Clarissa Dalloway, la petite cinquantaine, est une femme attirante, presque belle. En sortant de chez elle pour s'offrir des fleurs qui embelliront son intérieur en vue d'une soirée festive,
elle se met à réfléchir sur sa vie, son passé, son présent, son futur.
Certaines parenthèses bouleversent l'ordre chronologique du récit, révélant le passé de Clarissa et amenant un équilibre délicat entre le passé et le présent.
Ainsi, ce roman décrit une journée de la vie de Clarissa Dalloway, mais également celle d'un ensemble de personnes qui rayonne autour d'elle : un ami et premier amour revenu des Indes, une amie d'enfance, un couple dont le mari Septimus est revenu infirme et traumatisé par ses expériences à la guerre, ...
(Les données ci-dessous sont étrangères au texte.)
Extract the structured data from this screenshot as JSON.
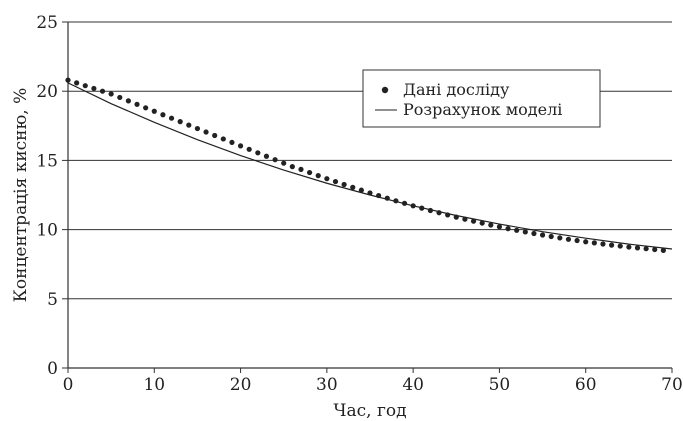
{
  "chart_data": {
    "type": "scatter",
    "title": "",
    "xlabel": "Час, год",
    "ylabel": "Концентрація кисню, %",
    "xlim": [
      0,
      70
    ],
    "ylim": [
      0,
      25
    ],
    "x_ticks": [
      "0",
      "10",
      "20",
      "30",
      "40",
      "50",
      "60",
      "70"
    ],
    "y_ticks": [
      "0",
      "5",
      "10",
      "15",
      "20",
      "25"
    ],
    "grid": "horizontal",
    "legend_position": "upper-right",
    "series": [
      {
        "name": "Дані досліду",
        "kind": "points",
        "color": "#222222",
        "x": [
          0,
          1,
          2,
          3,
          4,
          5,
          6,
          7,
          8,
          9,
          10,
          11,
          12,
          13,
          14,
          15,
          16,
          17,
          18,
          19,
          20,
          21,
          22,
          23,
          24,
          25,
          26,
          27,
          28,
          29,
          30,
          31,
          32,
          33,
          34,
          35,
          36,
          37,
          38,
          39,
          40,
          41,
          42,
          43,
          44,
          45,
          46,
          47,
          48,
          49,
          50,
          51,
          52,
          53,
          54,
          55,
          56,
          57,
          58,
          59,
          60,
          61,
          62,
          63,
          64,
          65,
          66,
          67,
          68,
          69
        ],
        "y": [
          20.8,
          20.6,
          20.4,
          20.2,
          20.0,
          19.8,
          19.55,
          19.3,
          19.05,
          18.8,
          18.55,
          18.3,
          18.05,
          17.8,
          17.55,
          17.3,
          17.05,
          16.8,
          16.55,
          16.3,
          16.05,
          15.8,
          15.55,
          15.3,
          15.05,
          14.8,
          14.55,
          14.35,
          14.12,
          13.9,
          13.68,
          13.47,
          13.26,
          13.05,
          12.85,
          12.65,
          12.46,
          12.27,
          12.08,
          11.9,
          11.72,
          11.55,
          11.38,
          11.22,
          11.06,
          10.9,
          10.75,
          10.61,
          10.47,
          10.33,
          10.2,
          10.07,
          9.95,
          9.83,
          9.72,
          9.61,
          9.5,
          9.4,
          9.3,
          9.21,
          9.12,
          9.04,
          8.96,
          8.88,
          8.81,
          8.74,
          8.68,
          8.62,
          8.56,
          8.5
        ]
      },
      {
        "name": "Розрахунок моделі",
        "kind": "line",
        "color": "#222222",
        "x": [
          0,
          5,
          10,
          15,
          20,
          25,
          30,
          35,
          40,
          45,
          50,
          55,
          60,
          65,
          70
        ],
        "y": [
          20.6,
          19.1,
          17.75,
          16.5,
          15.35,
          14.3,
          13.35,
          12.5,
          11.72,
          11.02,
          10.4,
          9.85,
          9.38,
          8.95,
          8.6
        ]
      }
    ]
  }
}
Même si Clarissa est le personnage central de ce récit, c'est avec beaucoup de fluidité que l'on passe d'une conscience à une autre, avant de revenir à Virginia. Ce passage de témoin est parfois si subtil que j'ai dû revenir sur ma lecture pour déceler la transition.
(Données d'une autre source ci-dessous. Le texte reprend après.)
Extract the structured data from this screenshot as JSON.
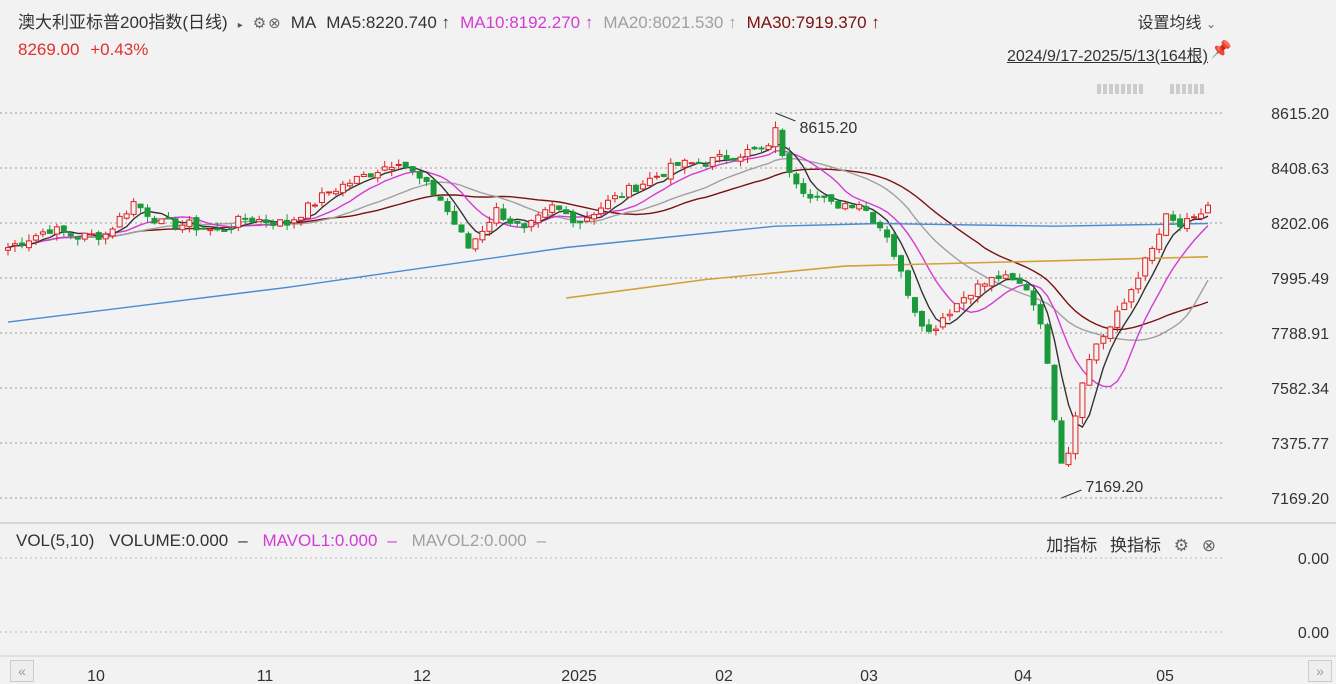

Mais si le lecteur est conscient de son mal-être, son entourage ne l'est pas.
« …dans l'intimité, on peut faire ce qu'on veut. On peut pleurer, si on est sûr de ne pas être vu. »
Préoccupée par les apparences, elle fait montre de tact, d'une grande psychologie et d'une grande cordialité et parvient ainsi à cacher ses émotions, à ne pas se livrer et à garder une certaine distance avec autrui.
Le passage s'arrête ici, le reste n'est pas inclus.